По окончании четвертого акта, ожидая, после зимнего успеха, похвал автора, мы вдруг видим: Чехов, мягкий, деликатный Чехов, идет на сцену с часами в руках, бледный, серьезный, и очень решительно говорит, что все очень хорошо, но "пьесу мою я прошу кончать третьим актом, четвертый акт не позволю играть…". Он был со многим не согласен, главное с темпом, очень волновался и уверял, что этот акт не из его пьесы. И правда, у нас что-то не ладилось в этот раз. Владимир Иванович и Константин Сергеевич долго успокаивали его, доказывая, что причина неудачной нашей игры в том, что мы давно не играли (весь пост), а все актеры настолько зеленые, что потерялись среди чужой, неуютной обстановки мрачного театра. Конечно, впоследствии забылось это впечатление, все поправилось, но всегда вспоминался этот случай, когда так решительно и необычно для него протестовал Чехов, когда ему было что-то действительно не по душе.

Была радостная, чудесная весна, полная волнующих переживаний: создание нового нашего театра, итоги первого сезона, успех и неуспех некоторых постановок, необычайная наша сплоченность и общее волнение и трепет за каждый спектакль; большой, исключительный успех "Чайки", знакомство с Чеховым, радостное сознание, что у нас есть "свой", близкий нам автор, которого мы нежно любили, — все это радостно волновало и наполняло наши души. Снимались с автором — группа участвующих в "Чайке" и в середине Чехов, якобы читающий пьесу. Уже говорили о постановке "Дяди Вани" в будущем сезоне. …
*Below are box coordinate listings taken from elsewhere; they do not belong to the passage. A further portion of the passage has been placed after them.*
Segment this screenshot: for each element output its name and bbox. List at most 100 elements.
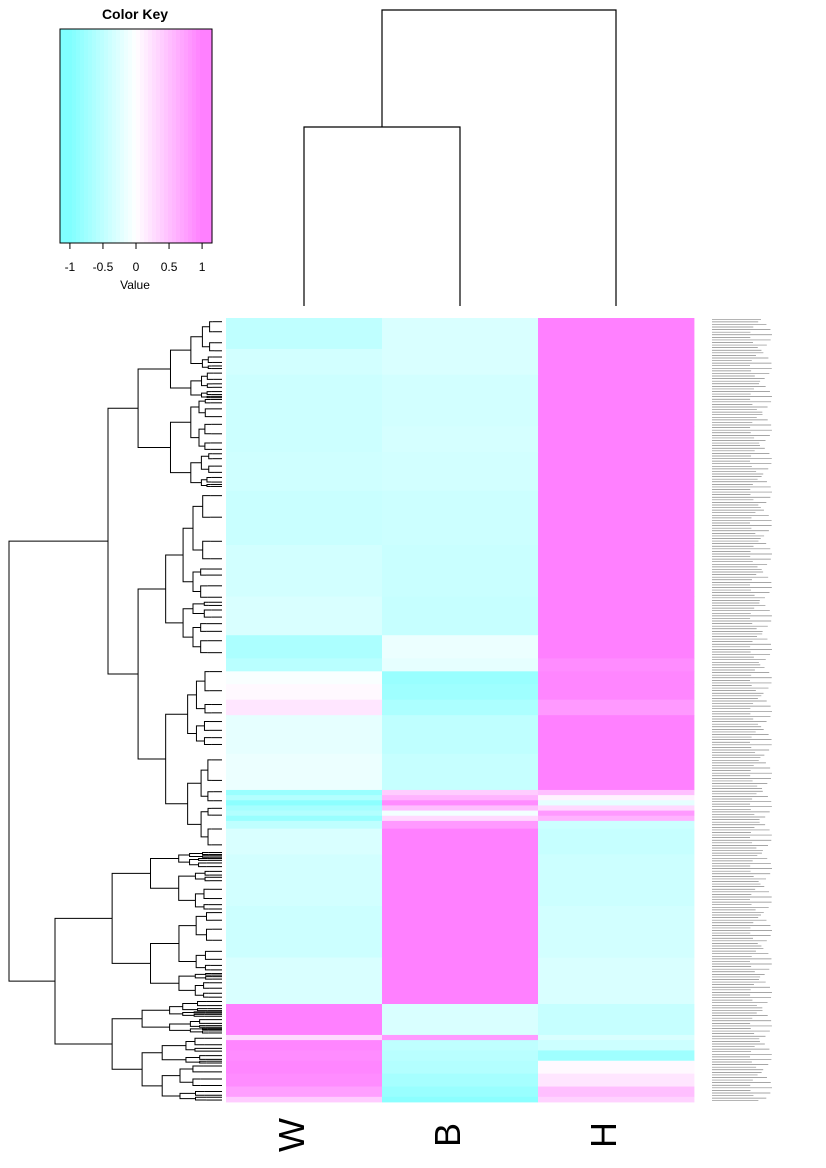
heatmap-cell — [538, 795, 695, 801]
heatmap-cell — [382, 1073, 539, 1087]
row-dendrogram-branch — [201, 375, 208, 387]
row-dendrogram-branch — [207, 759, 212, 781]
column-labels: W B H — [271, 1118, 624, 1152]
row-dendrogram-branch — [204, 408, 212, 418]
color-key-step — [68, 29, 73, 243]
color-key-step — [140, 29, 145, 243]
row-dendrogram-branch — [205, 976, 213, 980]
color-key-gradient — [60, 29, 213, 243]
heatmap-cell — [538, 957, 695, 1005]
row-dendrogram-branch — [201, 359, 209, 368]
heatmap-cell — [226, 658, 383, 672]
heatmap-cell — [382, 596, 539, 636]
heatmap-cell — [538, 906, 695, 958]
row-dendrogram-branch — [141, 1009, 170, 1028]
row-dendrogram-branch — [169, 421, 191, 474]
heatmap-cell — [226, 906, 383, 958]
row-dendrogram-branch — [200, 585, 208, 598]
heatmap-cell — [226, 1034, 383, 1041]
color-key-step — [136, 29, 141, 243]
color-key-xlabel: Value — [120, 278, 150, 292]
color-key-step — [132, 29, 137, 243]
color-key-step — [104, 29, 109, 243]
heatmap-cell — [538, 715, 695, 755]
row-dendrogram-branch — [165, 554, 184, 624]
row-dendrogram — [8, 321, 222, 1101]
row-dendrogram-branch — [208, 453, 213, 460]
row-dendrogram-branch — [204, 442, 211, 450]
heatmap-cell — [538, 544, 695, 597]
heatmap-cell — [538, 1060, 695, 1075]
row-dendrogram-branch — [208, 465, 215, 473]
row-dendrogram-branch — [192, 505, 203, 551]
color-key-step — [72, 29, 77, 243]
row-dendrogram-branch — [161, 1045, 186, 1061]
row-dendrogram-branch — [207, 828, 212, 846]
color-key-title: Color Key — [102, 6, 168, 22]
heatmap-cell — [226, 1004, 383, 1036]
heatmap-cell — [382, 658, 539, 672]
color-key-step — [84, 29, 89, 243]
row-dendrogram-branch — [203, 609, 212, 618]
heatmap-cell — [538, 1096, 695, 1103]
row-dendrogram-branch — [199, 1019, 206, 1024]
row-dendrogram-branch — [200, 455, 209, 470]
heatmap-cell — [226, 1073, 383, 1087]
row-dendrogram-branch — [207, 365, 212, 370]
color-key-step — [76, 29, 81, 243]
row-dendrogram-branch — [203, 982, 210, 989]
color-key-step — [184, 29, 189, 243]
column-label-b: B — [427, 1123, 468, 1147]
color-key-step — [100, 29, 105, 243]
row-dendrogram-branch — [199, 1055, 206, 1060]
row-dendrogram-branch — [206, 391, 212, 396]
row-dendrogram-branch — [189, 1020, 200, 1027]
heatmap-cell — [226, 490, 383, 546]
heatmap-cell — [538, 684, 695, 701]
heatmap-cell — [538, 596, 695, 636]
row-dendrogram-branch — [189, 858, 199, 866]
row-dendrogram-branch — [205, 928, 213, 941]
row-dendrogram-branch — [195, 915, 207, 936]
row-dendrogram-branch — [182, 608, 193, 638]
heatmap-cell — [226, 635, 383, 659]
row-dendrogram-branch — [207, 356, 213, 363]
heatmap-cell — [538, 828, 695, 855]
heatmap-cell — [382, 1050, 539, 1062]
heatmap-cell — [226, 810, 383, 817]
color-key-tick-label: 0.5 — [161, 260, 178, 274]
row-dendrogram-branch — [178, 854, 190, 863]
row-dendrogram-branch — [169, 1023, 191, 1031]
color-key-step — [192, 29, 197, 243]
row-dendrogram-branch — [205, 973, 212, 976]
row-dendrogram-branch — [185, 1040, 195, 1051]
heatmap-cell — [382, 753, 539, 791]
heatmap-cell — [382, 789, 539, 796]
heatmap-cell — [226, 699, 383, 716]
row-dendrogram-branch — [189, 1028, 203, 1033]
row-dendrogram-branch — [206, 476, 212, 483]
color-key-step — [160, 29, 165, 243]
row-dendrogram-branch — [203, 601, 209, 606]
row-dendrogram-branch — [206, 395, 211, 399]
heatmap-cell — [226, 1040, 383, 1051]
row-dendrogram-branch — [199, 1025, 206, 1028]
color-key-step — [188, 29, 193, 243]
row-dendrogram-branch — [201, 1027, 208, 1030]
row-dendrogram-branch — [198, 862, 207, 868]
color-key: Color Key -1 -0.5 0 0.5 1 Value — [59, 6, 213, 292]
heatmap-cell — [382, 795, 539, 801]
row-dendrogram-branch — [141, 1052, 163, 1087]
row-dendrogram-branch — [182, 527, 194, 583]
heatmap-cell — [538, 374, 695, 427]
heatmap-cell — [382, 828, 539, 855]
color-key-step — [128, 29, 133, 243]
color-key-step — [96, 29, 101, 243]
color-key-step — [152, 29, 157, 243]
heatmap-cell — [538, 1050, 695, 1062]
column-dendrogram — [303, 9, 617, 306]
heatmap-cell — [382, 906, 539, 958]
heatmap-cell — [226, 753, 383, 791]
row-dendrogram-branch — [198, 400, 206, 414]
… В сезон 1899/900 года мы играли "Дядю Ваню".

С "Дядей Ваней" не так было благополучно. Первое представление похоже было почти на неуспех. В чем же причина? Думаю, что в нас. Играть пьесы Чехова очень трудно: мало быть хорошим актером и с мастерством играть свою роль. Надо любить, чувствовать Чехова, надо уметь проникнуться всей атмосферой данной полосы жизни, а главное — надо любить человека, как любил его Чехов, и жить жизнью его людей. А найдешь то живое, вечное, что есть у Чехова, — сколько ни играй потом образ, он никогда не потеряет аромата, всегда будешь находить что-то новое, неиспользованное в нем.
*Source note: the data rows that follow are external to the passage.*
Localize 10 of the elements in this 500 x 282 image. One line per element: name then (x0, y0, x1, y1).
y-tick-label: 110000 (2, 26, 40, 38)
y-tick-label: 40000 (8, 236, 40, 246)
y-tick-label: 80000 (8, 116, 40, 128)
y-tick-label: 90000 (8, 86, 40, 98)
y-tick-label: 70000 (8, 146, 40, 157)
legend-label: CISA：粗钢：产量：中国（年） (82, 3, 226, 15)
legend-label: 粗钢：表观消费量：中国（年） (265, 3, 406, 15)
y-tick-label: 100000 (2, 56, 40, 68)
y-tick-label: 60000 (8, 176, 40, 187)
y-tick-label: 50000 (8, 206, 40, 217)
В "Дяде Ване" не все мы сразу овладели образами, но чем дальше, тем сильнее и глубже вживались в суть пьесы, и "Дядя Ваня" на многие-многие годы сделался любимой пьесой нашего репертуара. Вообще пьесы Чехова не вызывали сразу шумного восторга, но медленно, шаг за шагом, внедрялись глубоко и прочно в души актеров и зрителей и обволакивали сердца своим обаянием. Случалось не играть некоторые пьесы несколько лет, но при возобновлении никогда у нас, артистов и режиссеров, не было такого отношения: ах, опять старое возобновлять! К каждому возобновлению приступали мы с радостью, репетировали пьесу, как новую, и находили в ней все новое и новое…

В конце марта труппа Художественного театра решила приехать в Крым с пьесами "Чайка", "Дядя Ваня", "Одинокие" и "Гедда Габлер".

Я приехала еще на страстной с Марией Павловной, и как казалось уютно и тепло в этом новом доме, который летом только еще строился и был нежилым… Все интересовало, каждый пустяк; Антон Павлович любил ходить, и показывать, и рассказывать, чего еще нет и что должно быть со временем; и, главное, занимал его сад, фруктовые посадки…

С помощью сестры, Марии Павловны, Антон Павлович сам рисует план сада, намечает, где будет какое дерево, где скамеечка, выписывает со всех концов России деревья, кустарники, фруктовые деревья, устраивает груши и яблони шпалерами, и результатом были действительно великолепные персики, абрикосы, черешни, яблоки и груши. С большой любовью растил он березку, напоминавшую ему нашу северную природу, ухаживал за штамбовыми розами и гордился ими, за посаженным эвкалиптом около его любимой скамеечки, который, однако, недолго жил, так же как березка: налетела буря, ветер сломал хрупкое белое деревце, которое, конечно, не могло быть крепким и выносливым в чуждой ему почве. Аллея акаций выросла невероятно быстро, длинные и гибкие, они при малейшем ветре как-то задумчиво колебались, наклонялись, вытягивались, и было что-то фантастическое в этих движениях, беспокойное и тоскливое… На них-то всегда глядел Антон Павлович из большого итальянского окна своего кабинета… Были и японские деревца, развесистая слива с красными листьями, крупнейших размеров смородина, были и виноград, и миндаль, и пирамидальный тополь — все это принималось и росло с удивительной быстротой благодаря любовному глазу Антона Павловича. Одна беда — был вечный недостаток в воде, пока наконец Аутку не присоединили к Ялте и не явилась возможность устроить водопровод.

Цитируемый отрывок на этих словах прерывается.